Adam não está sozinho na jornada que começa às 6 horas, quando os primeiros
caminhões chegam ao lixão de Carapicuíba. Dando duro todos os dias, das 6 às
17 horas, Adam mais uma vez está fora da ordem natural dos meninos da sua
idade quando o assunto são estatísticas de trabalho infantil. De 1982 e
1999, o porcentual de crianças de 10 a 15 anos trabalhando nas grandes
regiões metropolitanas do País apresentou queda significativa, de 13,24%
para 4,5%.
Adam também não chega a escrever o nome, mas sabe, de cor, o valor do quilo
de metal: "O alumínio vale R$ 1,20, mas é difícil porque tem de catar 80
latas para dar 1 quilo, o ferro que é mais fácil de achar vale R$ 0,40, mas
se acha cobre aí é que é bom: vale R$ 1,80." É assim Adam explica o por quê
de os meninos do Brasil e até adultos disputarem tanto essas latas nas ruas
do País.
As estatísticas constam de estudo recém-concluído pelo economista Marcelo
Cortes Neri, do Centro de Pesquisas Sociais da Fundação Getúlio Vargas
(FGV).
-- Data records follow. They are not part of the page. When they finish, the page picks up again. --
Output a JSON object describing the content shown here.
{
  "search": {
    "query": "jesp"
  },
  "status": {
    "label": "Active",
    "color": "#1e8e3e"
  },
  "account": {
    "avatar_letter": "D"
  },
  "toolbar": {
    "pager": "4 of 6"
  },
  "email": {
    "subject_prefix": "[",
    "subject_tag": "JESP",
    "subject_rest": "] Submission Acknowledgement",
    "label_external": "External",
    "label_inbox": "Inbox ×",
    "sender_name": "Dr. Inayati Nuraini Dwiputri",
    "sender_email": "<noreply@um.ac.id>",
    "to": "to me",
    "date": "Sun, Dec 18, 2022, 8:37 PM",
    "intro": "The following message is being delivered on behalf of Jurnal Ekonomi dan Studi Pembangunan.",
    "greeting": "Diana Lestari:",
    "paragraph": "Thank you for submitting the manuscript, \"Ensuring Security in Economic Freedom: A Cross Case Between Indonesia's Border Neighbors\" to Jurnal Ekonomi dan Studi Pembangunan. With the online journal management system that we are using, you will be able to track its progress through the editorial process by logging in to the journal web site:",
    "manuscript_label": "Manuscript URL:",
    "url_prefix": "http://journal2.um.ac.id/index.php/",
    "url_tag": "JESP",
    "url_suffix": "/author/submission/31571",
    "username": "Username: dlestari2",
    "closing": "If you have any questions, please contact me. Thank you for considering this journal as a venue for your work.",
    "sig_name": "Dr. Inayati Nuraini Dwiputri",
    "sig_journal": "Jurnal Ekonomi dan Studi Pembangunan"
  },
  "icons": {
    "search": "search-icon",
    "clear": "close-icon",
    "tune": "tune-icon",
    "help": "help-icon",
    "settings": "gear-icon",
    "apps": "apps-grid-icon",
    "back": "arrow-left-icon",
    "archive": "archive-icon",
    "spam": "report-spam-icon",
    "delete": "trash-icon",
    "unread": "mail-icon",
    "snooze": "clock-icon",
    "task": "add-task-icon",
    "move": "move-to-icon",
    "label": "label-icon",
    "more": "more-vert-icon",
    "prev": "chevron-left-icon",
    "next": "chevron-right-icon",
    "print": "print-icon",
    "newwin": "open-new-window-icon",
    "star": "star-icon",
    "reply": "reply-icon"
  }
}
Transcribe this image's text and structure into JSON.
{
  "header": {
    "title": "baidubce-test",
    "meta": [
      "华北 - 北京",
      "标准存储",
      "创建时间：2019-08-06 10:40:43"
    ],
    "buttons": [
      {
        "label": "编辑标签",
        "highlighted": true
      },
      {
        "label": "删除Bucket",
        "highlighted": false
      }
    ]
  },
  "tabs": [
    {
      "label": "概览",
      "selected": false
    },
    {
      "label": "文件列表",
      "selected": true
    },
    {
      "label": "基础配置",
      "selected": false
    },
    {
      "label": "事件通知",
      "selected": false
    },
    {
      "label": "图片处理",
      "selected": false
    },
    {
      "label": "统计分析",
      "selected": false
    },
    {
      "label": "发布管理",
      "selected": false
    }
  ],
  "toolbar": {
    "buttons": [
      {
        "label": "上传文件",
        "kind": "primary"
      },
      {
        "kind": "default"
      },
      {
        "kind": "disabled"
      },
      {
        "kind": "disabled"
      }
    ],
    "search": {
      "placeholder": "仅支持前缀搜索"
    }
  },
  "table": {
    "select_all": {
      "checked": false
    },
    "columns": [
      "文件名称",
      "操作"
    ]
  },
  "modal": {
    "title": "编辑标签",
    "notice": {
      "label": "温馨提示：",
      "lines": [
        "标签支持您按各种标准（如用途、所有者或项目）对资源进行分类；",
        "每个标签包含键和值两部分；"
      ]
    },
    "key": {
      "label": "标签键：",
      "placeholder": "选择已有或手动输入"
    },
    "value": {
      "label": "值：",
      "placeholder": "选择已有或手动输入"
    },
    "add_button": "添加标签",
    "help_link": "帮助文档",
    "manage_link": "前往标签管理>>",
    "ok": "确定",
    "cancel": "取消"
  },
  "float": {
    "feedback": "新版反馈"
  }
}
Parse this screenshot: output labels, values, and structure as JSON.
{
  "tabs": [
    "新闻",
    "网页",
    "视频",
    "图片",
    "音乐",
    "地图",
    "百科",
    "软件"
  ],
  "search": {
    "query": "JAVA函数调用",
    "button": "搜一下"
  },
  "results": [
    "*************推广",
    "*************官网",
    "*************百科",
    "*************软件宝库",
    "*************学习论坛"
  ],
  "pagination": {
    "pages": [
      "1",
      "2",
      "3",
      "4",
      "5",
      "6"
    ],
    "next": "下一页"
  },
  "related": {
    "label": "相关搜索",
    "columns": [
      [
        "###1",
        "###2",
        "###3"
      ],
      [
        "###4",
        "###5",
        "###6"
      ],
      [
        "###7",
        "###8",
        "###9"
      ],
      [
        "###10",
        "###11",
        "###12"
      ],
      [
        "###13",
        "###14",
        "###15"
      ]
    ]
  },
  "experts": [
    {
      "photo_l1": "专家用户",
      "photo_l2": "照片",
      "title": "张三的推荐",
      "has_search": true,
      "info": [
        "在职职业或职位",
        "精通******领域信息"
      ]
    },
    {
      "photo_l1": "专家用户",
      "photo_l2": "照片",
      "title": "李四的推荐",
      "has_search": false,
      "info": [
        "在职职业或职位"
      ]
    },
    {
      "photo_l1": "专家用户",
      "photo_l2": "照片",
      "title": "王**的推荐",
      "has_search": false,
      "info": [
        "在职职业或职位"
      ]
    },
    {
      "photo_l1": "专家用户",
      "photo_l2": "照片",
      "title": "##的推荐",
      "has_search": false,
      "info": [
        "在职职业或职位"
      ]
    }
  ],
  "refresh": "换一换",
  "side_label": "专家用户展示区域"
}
Alguns resultados são surpreendentes, como o que constata que o
porcentual de trabalhadores nessa faixa etária em São Paulo é de 11,5%, ante
6,2% em Salvador e 6,22% no Rio.
"As políticas de estímulo à educação nas Regiões Norte e Nordeste tiveram
efeito positivo, enquanto o trabalho infantil se manteve e até cresceu nas
regiões metropolitanas de São Paulo, Porto Alegre e Belo Horizonte, onde a
situação de ensino sempre foi melhor", diz Neri.
Para o economista, esse processo é resultado de vários fatores, entre os
quais a renda e a escolaridade dos pais, bem como a expansão das
oportunidades de trabalho para crianças de 10 a 15 anos numa grande
metrópole como São Paulo. "Quando há retomada da atividade econômica,
aumenta a informalidade, na qual a criança passa a ser vista como
mão-de-obra complementar, da mesma forma que também é chamada ao trabalho
quando a renda do emprego formal da família está em queda", diz Neri.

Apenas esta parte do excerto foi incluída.